Deep learning
Il deep machine learning, o più brevemente deep learning, è il futuro dell’intelligenza artificiale usata nelle macchine che affrontano problemi tipici dell’intelligenza umana, come pianificare, comprendere linguaggi verbali, riconoscere immagini e suoni, apprendere, definire e risolvere problemi. Il deep learning scende in profondità per emulare i meccanismi di apprendimento degli umani, automatizzando analisi e previsioni.
Il machine learning, di cui fa parte il deep learning, si serve delle reti neurali per analizzare grandi quantità di dati, semplificarli, apprendere dalle decisioni sbagliate, che riconosce e corregge man mano che lavora, tratta sempre più dati, acquisisce più esempi ed esamina più casi. Il deep learning, formato da un insieme di hardware e software, addestra automaticamente le reti neurali e le rende capaci di imparare a gestire gli input, a costruire modelli via via più complessi, a fare previsioni sempre più accurate, e infine a risolvere problemi con maggiore efficienza.
Una rete neurale analizza le informazioni che riceve, le aggrega in pacchetti, ne estrae le proprietà che le permettono di apprendere, e che finora erano selezionate e proposte come modelli da interventi umani. Il deep learning rimuove l’intervento umano e rende le reti neurali più generaliste e meno mirate, e quindi più capaci di adattarsi a problemi nuovi.
L’apprendimento strutturato profondo, o apprendimento gerarchico, usa algoritmi di assimilazione e rappresentazione dei dati, invece degli algoritmi che eseguono compiti assegnati. La capacità di pensare e apprendere aumenta con la quantità crescente di dati e algoritmi che si accumula nel tempo, e le reti neurali diventano sempre più abili nell’autoaddestrarsi e apprendere in modo indipendente.
Con il termine profondo (deep) si intende una struttura di apprendimento a più livelli, dalle informazioni brute e particolari fino ai concetti più alti e generali. I livelli intermedi sono nascosti, e possono essere anche più di cento. I nodi delle reti neurali sono disposti su diversi livelli di profondità, in cui i neuroni dei livelli inferiori contribuiscono alla formazione di nuove rappresentazioni di dati più precise e complesse nei livelli superiori. Gli output dei livelli intermedi sono ignoti, e servono solo come input per i livelli superiori, fino ad arrivare agli output finali, che costituiscono i risultati del processo di problem solving richiesto alla macchina.
La struttura è piramidale, perché da una larga base di dati si restringe fino ad arrivare a poche risposte. L’elaborazione non è lineare, ma si articola a cascata lungo gli strati i cui output fanno da input agli strati successivi, classifica dati in entrata e in uscita, estrae quelli che servono e scarta gli altri, li miscela e li trasforma, apprende e perfeziona funzionalità sempre più complesse.

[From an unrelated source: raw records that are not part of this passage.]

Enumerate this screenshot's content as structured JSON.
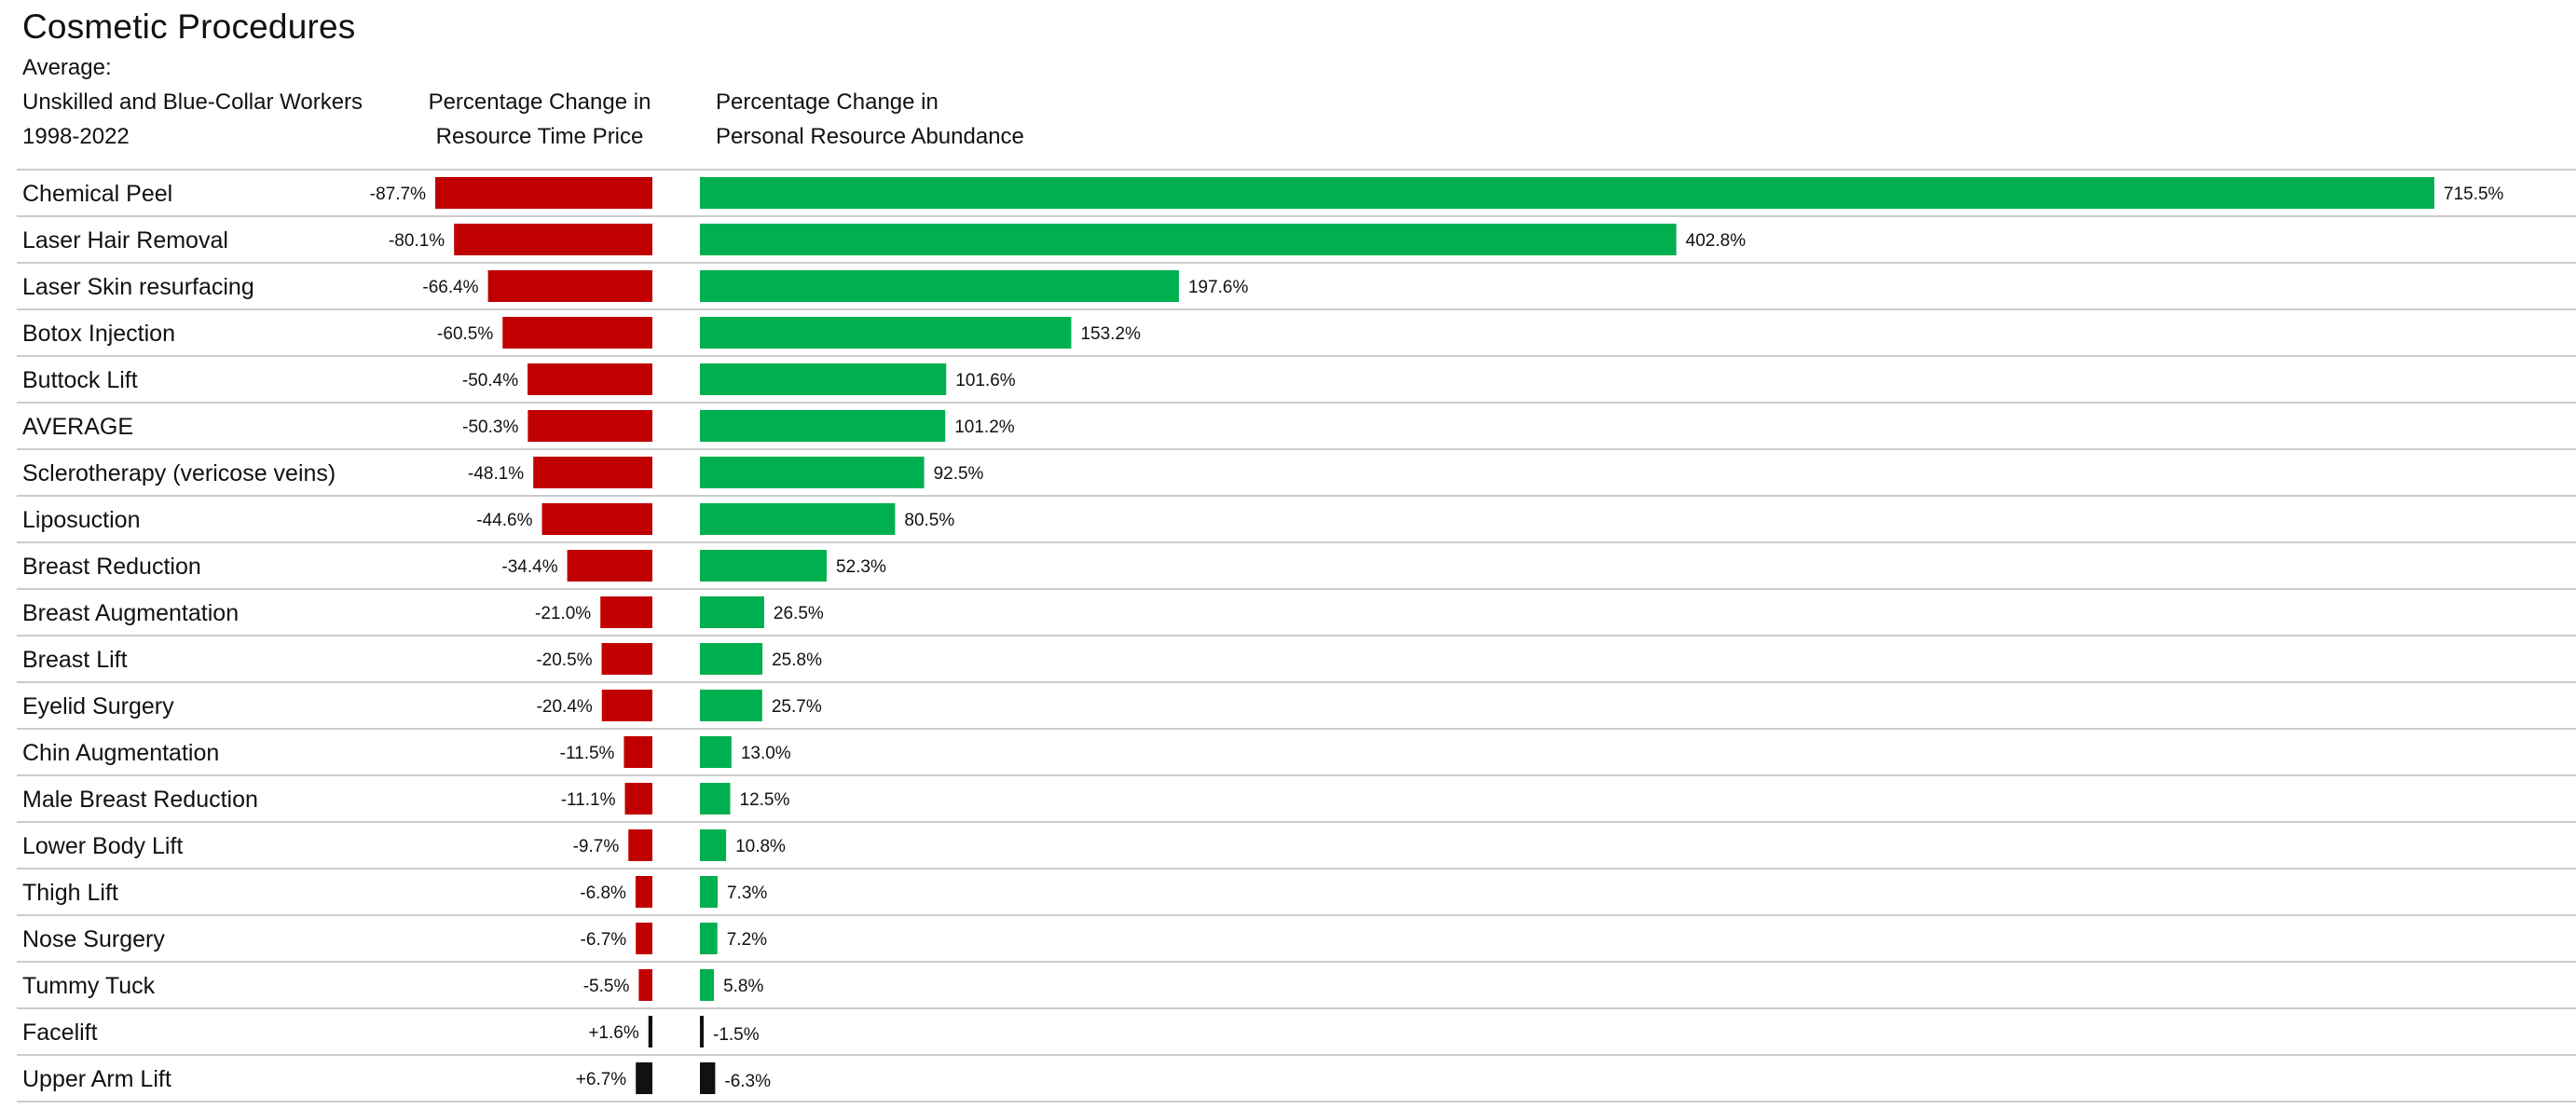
{
  "chart_data": {
    "type": "bar",
    "title": "Cosmetic Procedures",
    "header_left": [
      "Average:",
      "Unskilled and Blue-Collar Workers",
      "1998-2022"
    ],
    "header_mid": [
      "Percentage Change in",
      "Resource Time Price"
    ],
    "header_right": [
      "Percentage Change in",
      "Personal Resource Abundance"
    ],
    "categories": [
      "Chemical Peel",
      "Laser Hair Removal",
      "Laser Skin resurfacing",
      "Botox Injection",
      "Buttock Lift",
      "AVERAGE",
      "Sclerotherapy (vericose veins)",
      "Liposuction",
      "Breast Reduction",
      "Breast Augmentation",
      "Breast Lift",
      "Eyelid Surgery",
      "Chin Augmentation",
      "Male Breast Reduction",
      "Lower Body Lift",
      "Thigh Lift",
      "Nose Surgery",
      "Tummy Tuck",
      "Facelift",
      "Upper Arm Lift"
    ],
    "series": [
      {
        "name": "Percentage Change in Resource Time Price",
        "values": [
          -87.7,
          -80.1,
          -66.4,
          -60.5,
          -50.4,
          -50.3,
          -48.1,
          -44.6,
          -34.4,
          -21.0,
          -20.5,
          -20.4,
          -11.5,
          -11.1,
          -9.7,
          -6.8,
          -6.7,
          -5.5,
          1.6,
          6.7
        ],
        "labels": [
          "-87.7%",
          "-80.1%",
          "-66.4%",
          "-60.5%",
          "-50.4%",
          "-50.3%",
          "-48.1%",
          "-44.6%",
          "-34.4%",
          "-21.0%",
          "-20.5%",
          "-20.4%",
          "-11.5%",
          "-11.1%",
          "-9.7%",
          "-6.8%",
          "-6.7%",
          "-5.5%",
          "+1.6%",
          "+6.7%"
        ]
      },
      {
        "name": "Percentage Change in Personal Resource Abundance",
        "values": [
          715.5,
          402.8,
          197.6,
          153.2,
          101.6,
          101.2,
          92.5,
          80.5,
          52.3,
          26.5,
          25.8,
          25.7,
          13.0,
          12.5,
          10.8,
          7.3,
          7.2,
          5.8,
          -1.5,
          -6.3
        ],
        "labels": [
          "715.5%",
          "402.8%",
          "197.6%",
          "153.2%",
          "101.6%",
          "101.2%",
          "92.5%",
          "80.5%",
          "52.3%",
          "26.5%",
          "25.8%",
          "25.7%",
          "13.0%",
          "12.5%",
          "10.8%",
          "7.3%",
          "7.2%",
          "5.8%",
          "-1.5%",
          "-6.3%"
        ]
      }
    ],
    "colors": {
      "decrease": "#c00000",
      "increase": "#00b050",
      "adverse": "#111111",
      "rule": "#cccccc"
    },
    "grid": false,
    "legend": "none"
  }
}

Per esempio, nel riconoscimento visivo dei pattern, i neuroni del primo strato possono imparare a riconoscere i bordi, i neuroni nel secondo strato possono imparare a riconoscere forme forti come triangoli o rettangoli, e gli strati successivi possono riconoscere forme sempre più articolate e complesse, fino alle forme frattali e fluide. Ad ogni livello intermedio si aggiungono informazioni e analisi utili a fornire un output affidabile. Più sono i livelli di astrazione, più la macchina ha una grande capacità di apprendimento. La macchina non viene più programmata a svolgere compiti, ma addestrata ad apprendere e risolvere problemi.
Il deep learning impara con l’enorme mole di dati fornita dai sensori dell’IoT (internet of things), che a loro volta sono controllati da dispositivi di intelligenza artificiale, in un circolo virtuoso che sta cambiando il nostro mondo, per rendere più semplice e intuitiva l’interazione umana con la realtà che lo circonda.
Il deep learning serve a riconoscere immagini e suoni, e quindi alla guida automatica di veicoli, alla diagnostica medica, al controllo di qualità nelle catene di montaggio, all’analisi dei flussi comunicativi dei social network, al riconoscimento delle lingue parlate e delle voci, alla microbioinformatica.